Overpriced print, or How I came to appreciate Ebooks.
It’s a sad irony of the small press that many of their books are too expensive for the very people who most want to read them: diehard horror fans who aren’t content with what the major publishers have to offer.
I’m talking about actual books here, words printed on physical paper. Up until a few days ago I wasn’t a fan of the electronic kind.
I was raised on print. Nothing will ever replace the pleasure of turning pages. But the average price of a new book from the small press is around $40, and for those of us who live outside North America where the majority of the independent publishing houses are located, the added cost of international shipping can be almost as much as the book itself.
The small press is often where you find the best horror writers, but until about six years ago I didn’t know this. Like most people, I’d previously assumed that the only horror fiction in existence was that which was available in book stores. Usually this meant big names like King, Koontz, Barker, Straub and Rice, with the occasional smattering of the less familiar. These days most book stores don’t even have a horror section anymore and the few titles they do stock are usually scattered among the shelves of Science Fiction & Fantasy.
What’s worse is that these horror titles are mainly entry level stuff, novelizations of popular television shows and books targeted towards teenagers. Last time I was in a bookstore that did have a horror section, it was a space about a metre squared with three shelves that contained a handful of titles by three or four of the big names.
Enter the internet, where I stumbled upon another world called the small press and discovered a stack of amazing new writers. There were a couple of problems though. Their books were not only a lot more expensive but there was a whole back list of titles that were long out of print and either unavailable or going for truly ridiculous prices online if there were still a few copies floating about. For a newcomer like me this was devastating. I bought the few books I could afford and despaired of ever reading the rest.
But the other day I discovered that two out of print titles I’d wanted for a long time had been rereleased as ebooks: The Convulsion Factory by Brian Hodge and Ravenous Ghosts by Kealan Patrick Burke, two of the most sought after and critically acclaimed debut short story collections in horror, as any hardcore fan will tell you.
The few print copies of The Convulsion Factory still out there are selling for upwards of $150. A print version of Ravenous Ghosts is even rarer. In fact last time I checked it’s no longer available at all. The only print copy I’ve seen in the last few years was going for $250 and it was gone within a day.
But even that’s small change compared to the asking price for some books, like Charlee Jacob’s brilliant collection Up Out Of Cities That Blow Hot And Cold, of which only a single copy was available online for years at an asking price of $650. Or Quietly Now, an anthology tribute to Charles L. Grant, that can go for over $1000.
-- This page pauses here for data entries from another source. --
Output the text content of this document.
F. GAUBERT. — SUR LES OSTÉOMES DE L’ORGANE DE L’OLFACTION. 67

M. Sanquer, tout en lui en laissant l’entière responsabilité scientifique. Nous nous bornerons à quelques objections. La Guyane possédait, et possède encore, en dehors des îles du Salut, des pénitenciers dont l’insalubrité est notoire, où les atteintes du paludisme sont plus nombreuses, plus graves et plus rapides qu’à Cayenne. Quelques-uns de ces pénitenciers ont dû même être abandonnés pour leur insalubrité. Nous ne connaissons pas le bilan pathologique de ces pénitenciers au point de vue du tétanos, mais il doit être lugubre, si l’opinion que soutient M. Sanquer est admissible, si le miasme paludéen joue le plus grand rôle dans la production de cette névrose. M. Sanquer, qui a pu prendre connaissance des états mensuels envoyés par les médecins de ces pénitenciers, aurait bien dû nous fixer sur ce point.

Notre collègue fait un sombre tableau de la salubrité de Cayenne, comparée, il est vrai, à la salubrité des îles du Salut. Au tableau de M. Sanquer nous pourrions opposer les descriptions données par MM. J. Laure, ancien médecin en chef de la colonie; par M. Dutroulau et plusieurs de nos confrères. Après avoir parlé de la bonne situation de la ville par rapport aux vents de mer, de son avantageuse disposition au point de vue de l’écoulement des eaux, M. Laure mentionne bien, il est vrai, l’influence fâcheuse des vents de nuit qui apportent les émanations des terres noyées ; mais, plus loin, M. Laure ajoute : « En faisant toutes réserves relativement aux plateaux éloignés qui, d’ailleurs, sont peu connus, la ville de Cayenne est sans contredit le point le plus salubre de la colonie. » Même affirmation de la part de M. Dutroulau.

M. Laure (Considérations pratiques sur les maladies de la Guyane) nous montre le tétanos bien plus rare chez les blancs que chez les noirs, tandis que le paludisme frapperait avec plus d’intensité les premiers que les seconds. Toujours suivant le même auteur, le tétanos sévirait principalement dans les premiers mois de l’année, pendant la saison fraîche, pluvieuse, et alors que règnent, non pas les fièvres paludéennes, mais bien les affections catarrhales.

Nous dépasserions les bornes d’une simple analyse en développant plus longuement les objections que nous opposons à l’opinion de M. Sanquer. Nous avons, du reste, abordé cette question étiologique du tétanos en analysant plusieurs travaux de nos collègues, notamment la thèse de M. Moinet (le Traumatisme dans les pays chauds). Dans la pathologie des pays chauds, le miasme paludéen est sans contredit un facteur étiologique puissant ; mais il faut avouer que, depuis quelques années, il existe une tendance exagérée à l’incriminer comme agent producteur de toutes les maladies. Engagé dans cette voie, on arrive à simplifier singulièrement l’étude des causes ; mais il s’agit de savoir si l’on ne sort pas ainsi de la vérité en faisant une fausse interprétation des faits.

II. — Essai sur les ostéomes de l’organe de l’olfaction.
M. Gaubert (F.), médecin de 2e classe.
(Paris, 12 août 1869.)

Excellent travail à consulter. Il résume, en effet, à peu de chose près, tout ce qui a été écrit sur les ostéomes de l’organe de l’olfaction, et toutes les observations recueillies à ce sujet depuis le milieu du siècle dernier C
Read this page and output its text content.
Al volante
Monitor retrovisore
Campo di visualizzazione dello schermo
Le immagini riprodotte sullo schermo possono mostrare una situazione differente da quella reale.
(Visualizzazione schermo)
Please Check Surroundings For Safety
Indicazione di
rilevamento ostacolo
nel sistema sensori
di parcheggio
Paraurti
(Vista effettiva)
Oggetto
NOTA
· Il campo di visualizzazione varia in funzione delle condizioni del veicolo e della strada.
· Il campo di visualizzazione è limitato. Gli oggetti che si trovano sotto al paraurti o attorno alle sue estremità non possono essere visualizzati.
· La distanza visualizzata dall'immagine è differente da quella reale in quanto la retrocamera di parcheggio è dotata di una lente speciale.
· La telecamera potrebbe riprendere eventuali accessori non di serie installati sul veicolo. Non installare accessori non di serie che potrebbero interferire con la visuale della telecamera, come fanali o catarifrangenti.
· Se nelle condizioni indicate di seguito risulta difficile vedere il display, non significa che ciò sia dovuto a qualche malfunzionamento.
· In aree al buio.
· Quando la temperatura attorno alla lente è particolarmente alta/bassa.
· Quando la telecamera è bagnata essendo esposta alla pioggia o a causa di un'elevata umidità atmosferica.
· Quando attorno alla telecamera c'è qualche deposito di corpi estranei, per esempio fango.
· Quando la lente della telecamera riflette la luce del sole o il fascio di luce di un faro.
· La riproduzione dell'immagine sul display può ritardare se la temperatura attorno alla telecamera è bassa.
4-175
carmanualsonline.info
For obvious reasons the independents generally have to charge more than the majors. I can only imagine how hard it must be to run these small operations with only a tiny handful of staff, or in some cases one person literally doing everything. I want to continue supporting the small press wherever I can, but the price of print often makes it very difficult.
Thankfully however, things seem to be changing. Quality small press outfits like Necro and Delirium are now releasing ebook versions of not just new books but many out of print titles that were either impossible to find or outrageously expensive if you did manage to track down a copy.
The ebook versions of The Convulsion Factory and Ravenous Ghosts cost me just $3 each, and with a plethora of other rarities like Edward Lee’s The Stickmen and Operator B now available for under $10, horror fans everywhere are finally able to read many books they’ve been denied for so long.
I only hope that as more people choose to buy ebooks over print, the small press doesn’t increase the price of hardbacks and trade paper in order to compensate for reduced sales. If so, they might be forced to limit their print runs to a hundred or less, and the price of real books may soon exceed the average mortgage payment.
I sincerely hope not. But if it does happen, hopefully there’ll always be ebook versions available from now on so diehard fans and newcomers alike will no longer be left out in the cold.